Our MarketPsych index of negative stock market expectations is now the highest we've ever seen (we've got data back to 1984).
The Fed's actions and words -- explicitly committing to bail out mortgage lenders -- should have lowered market negativity. Instead we got a morning rally afterwards and then further selling.
What we saw last week was everyone jumping ship - a real crowd effect. The only information driving investors was downwards price action and rumors of further collapses. The more stocks dropped, the more they sold. A positive feedback loop was created.
In psychology, a positive feedback loop is created when people base their opinion of how bad a situation is on the actions of others. When everyone is doing this, we can usually call it the peak of a mania or the bottom of a panic.
The market stopped being comforted by the Fed, which is a bit scary. Fortunately, it was primarily the financials getting hit today. The Biotech index was actually up 4%. A rally is certainly near (though I was wrong last week).

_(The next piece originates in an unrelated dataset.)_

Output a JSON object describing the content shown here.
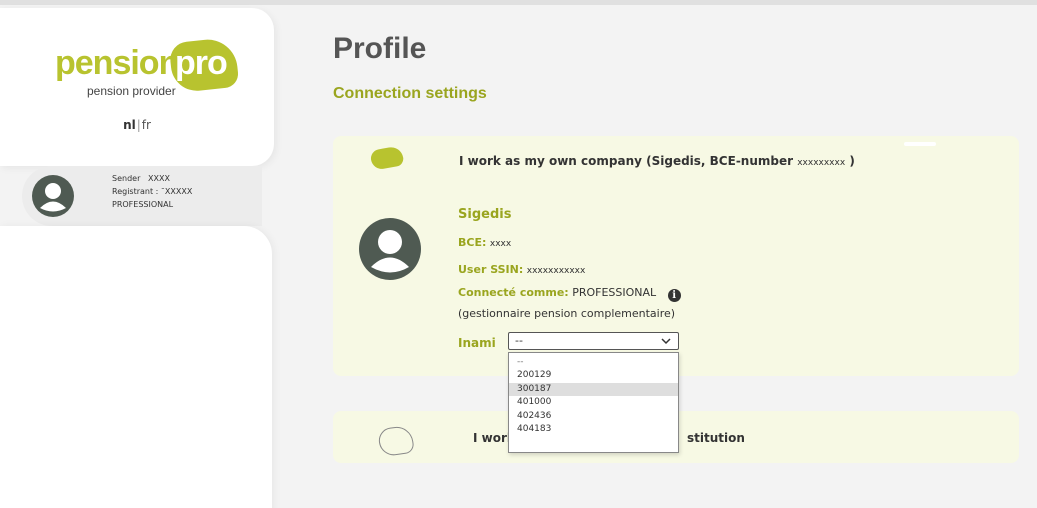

Eventually, when the supply of sellers decreases, because they've run out of shares or capital to sell, positive feedback loops can't sustain their negative price momentum.

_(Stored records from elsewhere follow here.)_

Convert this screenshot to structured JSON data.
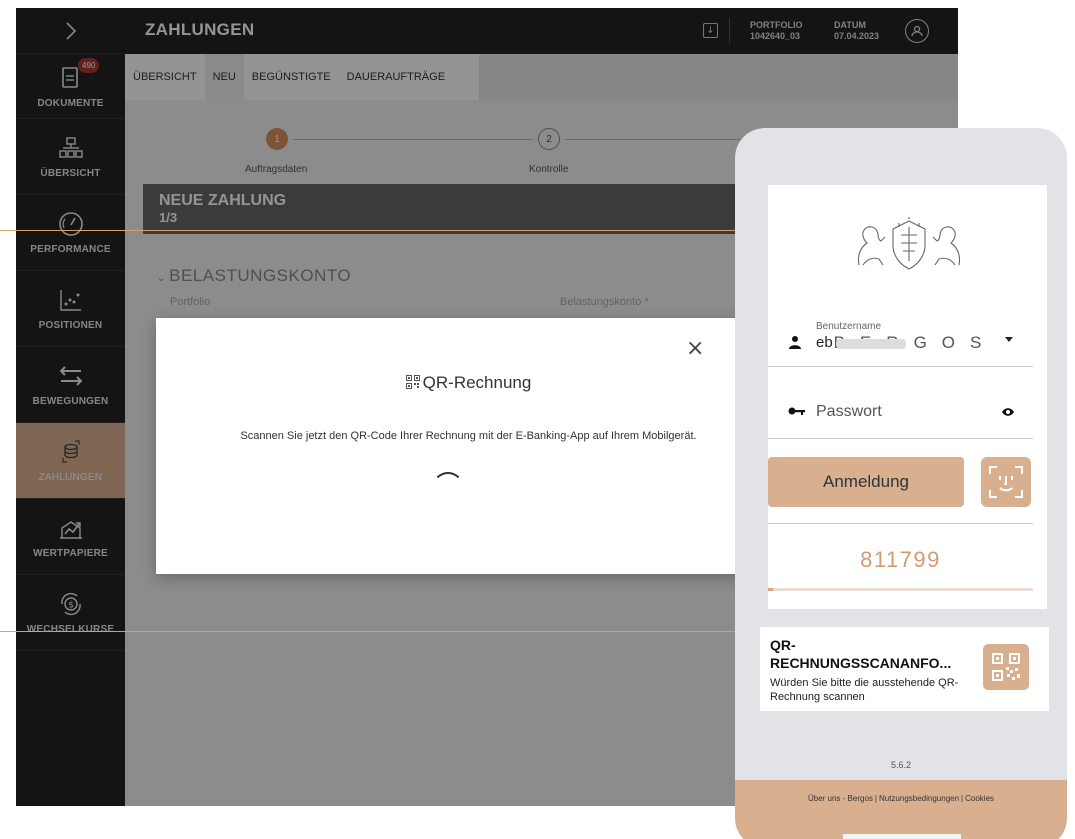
{
  "topbar": {
    "title": "ZAHLUNGEN",
    "portfolio_label": "PORTFOLIO",
    "portfolio_value": "1042640_03",
    "date_label": "DATUM",
    "date_value": "07.04.2023"
  },
  "sidebar": {
    "items": [
      {
        "label": "DOKUMENTE",
        "badge": "490",
        "icon": "document-icon"
      },
      {
        "label": "ÜBERSICHT",
        "icon": "hierarchy-icon"
      },
      {
        "label": "PERFORMANCE",
        "icon": "gauge-icon"
      },
      {
        "label": "POSITIONEN",
        "icon": "scatter-chart-icon"
      },
      {
        "label": "BEWEGUNGEN",
        "icon": "arrows-icon"
      },
      {
        "label": "ZAHLUNGEN",
        "icon": "coins-icon"
      },
      {
        "label": "WERTPAPIERE",
        "icon": "securities-icon"
      },
      {
        "label": "WECHSELKURSE",
        "icon": "currency-exchange-icon"
      }
    ]
  },
  "tabs": [
    "ÜBERSICHT",
    "NEU",
    "BEGÜNSTIGTE",
    "DAUERAUFTRÄGE"
  ],
  "stepper": {
    "steps": [
      {
        "number": "1",
        "label": "Auftragsdaten"
      },
      {
        "number": "2",
        "label": "Kontrolle"
      }
    ]
  },
  "form": {
    "title": "NEUE ZAHLUNG",
    "step": "1/3",
    "section": "BELASTUNGSKONTO",
    "field_portfolio": "Portfolio",
    "field_account": "Belastungskonto *"
  },
  "dialog": {
    "title": "QR-Rechnung",
    "text": "Scannen Sie jetzt den QR-Code Ihrer Rechnung mit der E-Banking-App auf Ihrem Mobilgerät."
  },
  "phone": {
    "brand": "BERGOS",
    "username_label": "Benutzername",
    "username_value": "eb",
    "password_placeholder": "Passwort",
    "login_label": "Anmeldung",
    "otp_code": "811799",
    "otp_progress": 0.02,
    "notice_title": "QR-RECHNUNGSSCANANFO...",
    "notice_text": "Würden Sie bitte die ausstehende QR-Rechnung scannen",
    "version": "5.6.2",
    "footer_links": [
      "Über uns - Bergos",
      "Nutzungsbedingungen",
      "Cookies"
    ]
  },
  "colors": {
    "accent": "#d9b08f",
    "accent_text": "#d29b75",
    "dark": "#242424",
    "badge": "#a63a34"
  }
}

The danger is that acting on negative expectations can become a self-fulfilling prophecy. I wrote about this in my book, with the example of Brazil's near debt default in 2002.

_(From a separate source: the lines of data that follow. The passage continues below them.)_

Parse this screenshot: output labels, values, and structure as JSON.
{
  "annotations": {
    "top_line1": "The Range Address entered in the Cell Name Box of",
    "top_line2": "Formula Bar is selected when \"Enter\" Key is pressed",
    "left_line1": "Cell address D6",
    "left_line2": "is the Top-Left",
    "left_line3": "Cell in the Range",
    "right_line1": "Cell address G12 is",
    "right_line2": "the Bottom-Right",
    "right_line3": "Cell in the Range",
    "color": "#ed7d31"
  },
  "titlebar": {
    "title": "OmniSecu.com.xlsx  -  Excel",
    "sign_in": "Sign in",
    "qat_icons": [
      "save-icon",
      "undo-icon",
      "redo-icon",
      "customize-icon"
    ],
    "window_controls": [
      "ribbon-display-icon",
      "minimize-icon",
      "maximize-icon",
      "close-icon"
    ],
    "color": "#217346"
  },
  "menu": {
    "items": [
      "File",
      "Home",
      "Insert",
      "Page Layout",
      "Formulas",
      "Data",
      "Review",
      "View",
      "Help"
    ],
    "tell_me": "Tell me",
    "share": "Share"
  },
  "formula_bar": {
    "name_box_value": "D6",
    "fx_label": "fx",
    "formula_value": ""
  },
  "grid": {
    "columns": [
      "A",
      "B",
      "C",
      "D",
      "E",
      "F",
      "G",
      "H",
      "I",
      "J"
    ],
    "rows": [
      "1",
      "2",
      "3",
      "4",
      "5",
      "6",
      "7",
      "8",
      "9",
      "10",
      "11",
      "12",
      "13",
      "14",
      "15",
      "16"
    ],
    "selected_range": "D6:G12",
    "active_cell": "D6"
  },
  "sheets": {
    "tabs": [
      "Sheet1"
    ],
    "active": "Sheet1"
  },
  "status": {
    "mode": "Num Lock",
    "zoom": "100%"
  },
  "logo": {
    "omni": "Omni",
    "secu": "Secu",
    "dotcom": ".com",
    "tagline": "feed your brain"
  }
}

Essentially, the more investors avoid new bond offerings, and the higher rates go (especially for junk bonds), the more squeezed are companies that need to raise capital. Eventually many will go bust because they can't afford the high interest rates (which are high because investors are afraid the companies will default). If the rates had been lower (because investors were more calm), then the debt would have been service-able and the company would have survived. The crowd's pessimism really can make things worse (just as its optimism was problematic in allowing such overconfident risk taking through 2007).
At this point, it's important to ask "can it get worse?" (yes), "will it get worse?" (probably), and "has this been priced in?" (in many sectors, yes, much too much).
In financials it's not clear to me if it has been priced in, hmmm.... A rally in financials won't happen until we know where the next bogeyman is. And right now, there are lots of terrible rumors, but no new sources of pain. I think investors are waiting to see how the current pain will spread, since it's clear that the economy is slowing and the real economic slowdown hasn't been reflected in the numbers yet. "Who's next to collapse?" is often heard.
There are some amazing bargains out there. A stock or bond screen will demonstrate great values. I don't trust the numbers on financials (never have), but in some traditional industries low debt stocks with PEs of 6 and trading under their book values are much more common. I won't get specific because the blog is about psychology, not stocks picks at the moment.
But watch out for stocks vulnerable to the self-fulfilling prophecy of higher interest rates for "risky" bonds. That's whay I mentioned to look for "low debt" stocks.
Solutions to the current crisis include better political and regulatory management of the psychology of risk-taking, which isn't likely anytime soon (as I mentioned in my last blog post). It will take some deep understanding of human behavior in the Fed and SEC (and maybe an in-house psychologist or two) before we get such enlightened policy. In the meantme, there will always be bubbles and panics to take advantage of.
Historic times we're in. Now let's make the best of it!